Wednesday, 29 July 2015
Lots of media ire re a Minnesota dentist who reportedly paid thousands of dollars to kill a lion with a bow and arrow in Zimbabwe (http://www.theguardian.com/world/2015/jul/28/walter-palmer-dentist-accused-killing-cecil-lion-upset-hunter-zimbabwe). It turns out that the lion was 'famous' being part of a long-term study and had a collar facilitating satellite tracking. The animal (it may well have been used to humans) was reportedly enticed outside a protective park so it could be shot. The dentist blames his guides for misleading him but a) American dentists don't need to kill lions with the profits extracted from people's teeth, b) He was presumably much richer than his 2 guides, so one could say he enticed them and c) What kind of an eagle-eyed hunter fails to see a collar around the animal's neck? I personally think that this whole trophy ideology needs fixing!
Sunday, 26 July 2015
Spent one of this Summer's few fine days at Oxwich and couldn't help being struck by the effects of climate. I saw a morel-like fungus and a large toadstool on the dunes (it's high summer!). Some of the usual plants were in flower including Eyebright (Euphrasia officinalis); Wood sage (Teucrium scorodonia); White stonecrop (Sedum album) and the end of the Kidney vetch (Anthyllis vulneraria) and Yellow rattle (Rhinanthus minor) seasons. There was also less Wild thyme (Thymus serpylium) than usual. The usual range of day-flying Lepidoptera was also not in evidence but the Small skipper (Thymelicus flavus); Small blue (Cupido minimus); Six-spot burnet moth (Zygaena filipendulae); Grayling (Hipparchia semele); Callistega mi and Small heath (Coenonympha pamphilus) were spotted in reduced numbers. Hardly any beetles were seen but a solitary wasp optimistically explored.
Friday, 24 July 2015
There seems to be an incredible media frenzy about 'cold-eyed, killer' Herring gulls killing tortoises, small dogs, swallowing 'mother' starlings whole, pecking people and ripping pasties out of our hands (http://www.theguardian.com/environment/2015/jul/23/killer-seagulls-top-the-pecking-order-for-a-media-frenzy). The birds have even been likened to terrorists and there have been yet more calls to 'cull' them (who's the terrorist then?). This medium-sized bird is a wild species that is designed to obtain food for itself and its chicks. All the examples cited could easily reflect the animal being a) offered a tempting meal or b) protecting its eggs and chicks from possible predators. Humans (by inappropriate waste disposal and becoming associated with food rewards when snacking outside) and providing high buildings as cliff substitutes for nesting have been a major factor in increasing their numbers and concentrating them in towns and cities (the name 'seagull' is a bit of a misnomer).

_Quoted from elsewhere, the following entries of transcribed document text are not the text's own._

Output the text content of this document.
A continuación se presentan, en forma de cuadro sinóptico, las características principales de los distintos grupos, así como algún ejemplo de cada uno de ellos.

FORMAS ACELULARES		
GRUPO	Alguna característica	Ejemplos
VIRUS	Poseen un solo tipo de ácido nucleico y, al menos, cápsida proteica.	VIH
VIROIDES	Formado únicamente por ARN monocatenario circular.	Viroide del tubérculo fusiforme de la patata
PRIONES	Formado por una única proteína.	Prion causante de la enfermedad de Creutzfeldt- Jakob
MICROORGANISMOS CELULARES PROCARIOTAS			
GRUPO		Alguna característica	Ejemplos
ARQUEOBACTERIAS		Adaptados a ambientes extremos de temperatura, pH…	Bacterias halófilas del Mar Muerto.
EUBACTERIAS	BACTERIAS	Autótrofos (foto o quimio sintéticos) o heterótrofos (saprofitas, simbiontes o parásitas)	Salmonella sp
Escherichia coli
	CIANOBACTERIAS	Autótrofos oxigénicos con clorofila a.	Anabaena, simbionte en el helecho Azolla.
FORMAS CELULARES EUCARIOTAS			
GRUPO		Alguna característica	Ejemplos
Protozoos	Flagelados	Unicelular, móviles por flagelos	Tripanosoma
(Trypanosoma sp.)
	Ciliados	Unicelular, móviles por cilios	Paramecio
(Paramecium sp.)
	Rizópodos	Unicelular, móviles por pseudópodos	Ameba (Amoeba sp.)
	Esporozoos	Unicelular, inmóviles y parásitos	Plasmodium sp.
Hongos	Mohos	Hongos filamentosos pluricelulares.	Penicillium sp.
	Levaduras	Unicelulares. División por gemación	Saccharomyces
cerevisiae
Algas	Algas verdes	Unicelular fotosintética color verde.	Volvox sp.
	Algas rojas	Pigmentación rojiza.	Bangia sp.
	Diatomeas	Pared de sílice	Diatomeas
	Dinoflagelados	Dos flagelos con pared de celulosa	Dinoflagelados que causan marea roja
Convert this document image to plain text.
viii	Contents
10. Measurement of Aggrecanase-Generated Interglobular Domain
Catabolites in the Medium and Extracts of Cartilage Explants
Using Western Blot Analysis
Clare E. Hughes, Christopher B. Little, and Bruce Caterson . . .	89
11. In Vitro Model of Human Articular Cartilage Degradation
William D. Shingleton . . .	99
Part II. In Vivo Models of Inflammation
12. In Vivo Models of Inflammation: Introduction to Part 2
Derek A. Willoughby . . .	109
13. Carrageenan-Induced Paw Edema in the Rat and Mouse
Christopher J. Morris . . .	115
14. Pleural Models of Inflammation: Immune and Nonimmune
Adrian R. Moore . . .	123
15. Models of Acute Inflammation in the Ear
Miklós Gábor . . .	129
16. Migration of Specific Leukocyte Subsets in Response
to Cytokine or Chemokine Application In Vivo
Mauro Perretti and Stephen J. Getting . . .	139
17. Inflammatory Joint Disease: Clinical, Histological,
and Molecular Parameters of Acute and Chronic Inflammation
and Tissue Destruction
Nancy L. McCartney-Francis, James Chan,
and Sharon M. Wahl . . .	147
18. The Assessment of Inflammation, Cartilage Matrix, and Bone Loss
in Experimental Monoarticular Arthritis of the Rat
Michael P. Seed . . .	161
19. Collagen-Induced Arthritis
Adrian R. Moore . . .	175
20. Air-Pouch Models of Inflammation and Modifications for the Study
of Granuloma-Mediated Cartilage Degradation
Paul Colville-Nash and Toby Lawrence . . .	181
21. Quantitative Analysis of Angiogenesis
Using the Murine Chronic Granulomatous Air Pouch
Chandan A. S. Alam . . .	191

The NFU have apparently negotiated an 'emergency' relaxing on the ban of neonicotinoid pesticides that have been linked to changes in the behaviour and survivorship of bees and other pollinators (http://www.theguardian.com/environment/2015/jul/23/uk-suspends-ban-pesticides-linked-serious-harm-bees). The ban is said to have been removed so that rape seed oil growers can treat their crop to kill off cabbage stem flea beetle which can damage the monoculture. I am not sure that such 'temporary' relaxations are either warranted or desirable. Certainly, even farmers can't do without their pollinators.